Considering that the hand of man has played an integral part in man's development and that both its structure and nervous connections are more highly advanced than in any other creature, it still has great limitations. Nothing can be done with any of its fingers except flexion and extension. The thumb has slightly greater freedom, and the customary explanation of the human hand's dexterity is its capacity to oppose itself to every finger. With a little cooperation from each finger, the thumb tip and fingertip can be made to touch. However, the fact that the hand possesses two distinct grips is believed to be even more remarkable. Two billiard balls, for example, can be picked up, and each is held independently by two parts of the same hand. One is held between the last two fingers and the palm; the other is gripped between the thumb and forefinger. Being able to hold two balls in this manner may seem a poor asset, but it is certainly not unimportant that these two grips exist. Try taking the top off a pen with the hand holding it, and imagine doing it without two grips. Try doing anything with only the single, claw-like grip of a baby's hand, and imagine such restriction.

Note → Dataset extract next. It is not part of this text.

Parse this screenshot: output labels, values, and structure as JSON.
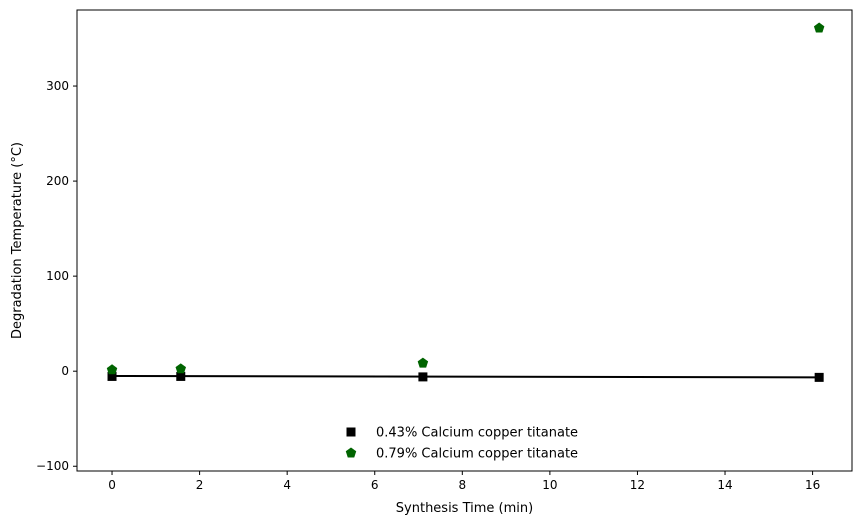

Incidentally, about the hand, the professions have been confused by nomenclature for the five digits. Elsewhere in the body, the anatomists never seem to have been at a loss, but the medical and legal professions, plus the ordinary citizen, do not agree about nomenclature. Courts of law, insurance documents, doctors and mere people should at least be referring to the same digit, but such unanimity is frequently lacking. Is the thumb the first finger, or is the forefinger? Do we have four fingers or five? Is the order thumb, index, middle, ring and little? If so, where is the fore-finger, and where is the first finger, and do all people wear rings on the left or right hand? And how many people in

Does England know that the pinky is an American little finger? By the end of 1965, every one of the fifty States of the Union except for California had adopted standard systems of naming the five (or four) fingers. Still, in their collective attempts at standardization, they used ten different systems. The Lancet said every system had its drawbacks and wondered about a man `who has lost one www.angered polydactyl but having no properly differentiated thumb'. The dictionaries, in attempting to clarify, outline the problem. In general, they say a finger is 'one of the five terminal members of the hand or one of the four other than the thumb'.

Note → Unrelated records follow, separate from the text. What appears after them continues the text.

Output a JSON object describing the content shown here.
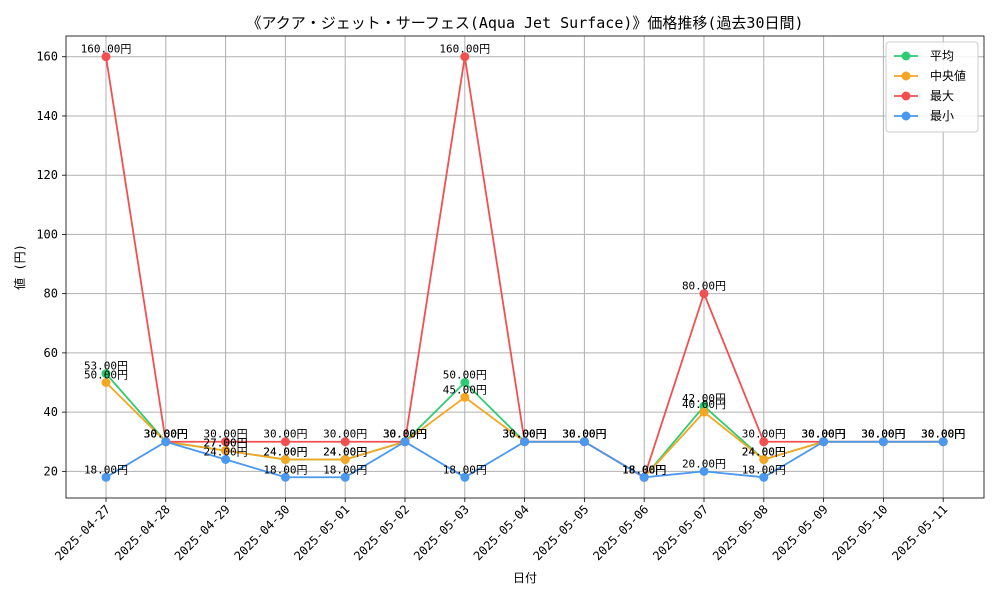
{
  "chart_data": {
    "type": "line",
    "title": "《アクア・ジェット・サーフェス(Aqua Jet Surface)》価格推移(過去30日間)",
    "xlabel": "日付",
    "ylabel": "値 (円)",
    "ylim": [
      11,
      167
    ],
    "yticks": [
      20,
      40,
      60,
      80,
      100,
      120,
      140,
      160
    ],
    "grid": true,
    "legend_position": "top-right",
    "value_suffix": "円",
    "categories": [
      "2025-04-27",
      "2025-04-28",
      "2025-04-29",
      "2025-04-30",
      "2025-05-01",
      "2025-05-02",
      "2025-05-03",
      "2025-05-04",
      "2025-05-05",
      "2025-05-06",
      "2025-05-07",
      "2025-05-08",
      "2025-05-09",
      "2025-05-10",
      "2025-05-11"
    ],
    "series": [
      {
        "name": "平均",
        "color": "#2ecc71",
        "values": [
          53,
          30,
          27,
          24,
          24,
          30,
          50,
          30,
          30,
          18,
          42,
          24,
          30,
          30,
          30
        ]
      },
      {
        "name": "中央値",
        "color": "#f5a623",
        "values": [
          50,
          30,
          27,
          24,
          24,
          30,
          45,
          30,
          30,
          18,
          40,
          24,
          30,
          30,
          30
        ]
      },
      {
        "name": "最大",
        "color": "#f25050",
        "values": [
          160,
          30,
          30,
          30,
          30,
          30,
          160,
          30,
          30,
          18,
          80,
          30,
          30,
          30,
          30
        ]
      },
      {
        "name": "最小",
        "color": "#4a98f0",
        "values": [
          18,
          30,
          24,
          18,
          18,
          30,
          18,
          30,
          30,
          18,
          20,
          18,
          30,
          30,
          30
        ]
      }
    ]
  }
}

Finally, some of the earliest human-type skeletons indicate human-type behaviour. According to Bones, Bodies and Disease (by Richard Fiennes), skulls of Australopithecines have been found showing a form of fracture consisting of two depressions close together. The humerus bone of antelopes has been discovered nearby. The end of such a bone fits well into the skull depressions. In other words, a million years ago, people were already being hit on the head by people. More recent burial grounds and skeletal remains give permanent evidence of humankind's perpetuation of this custom.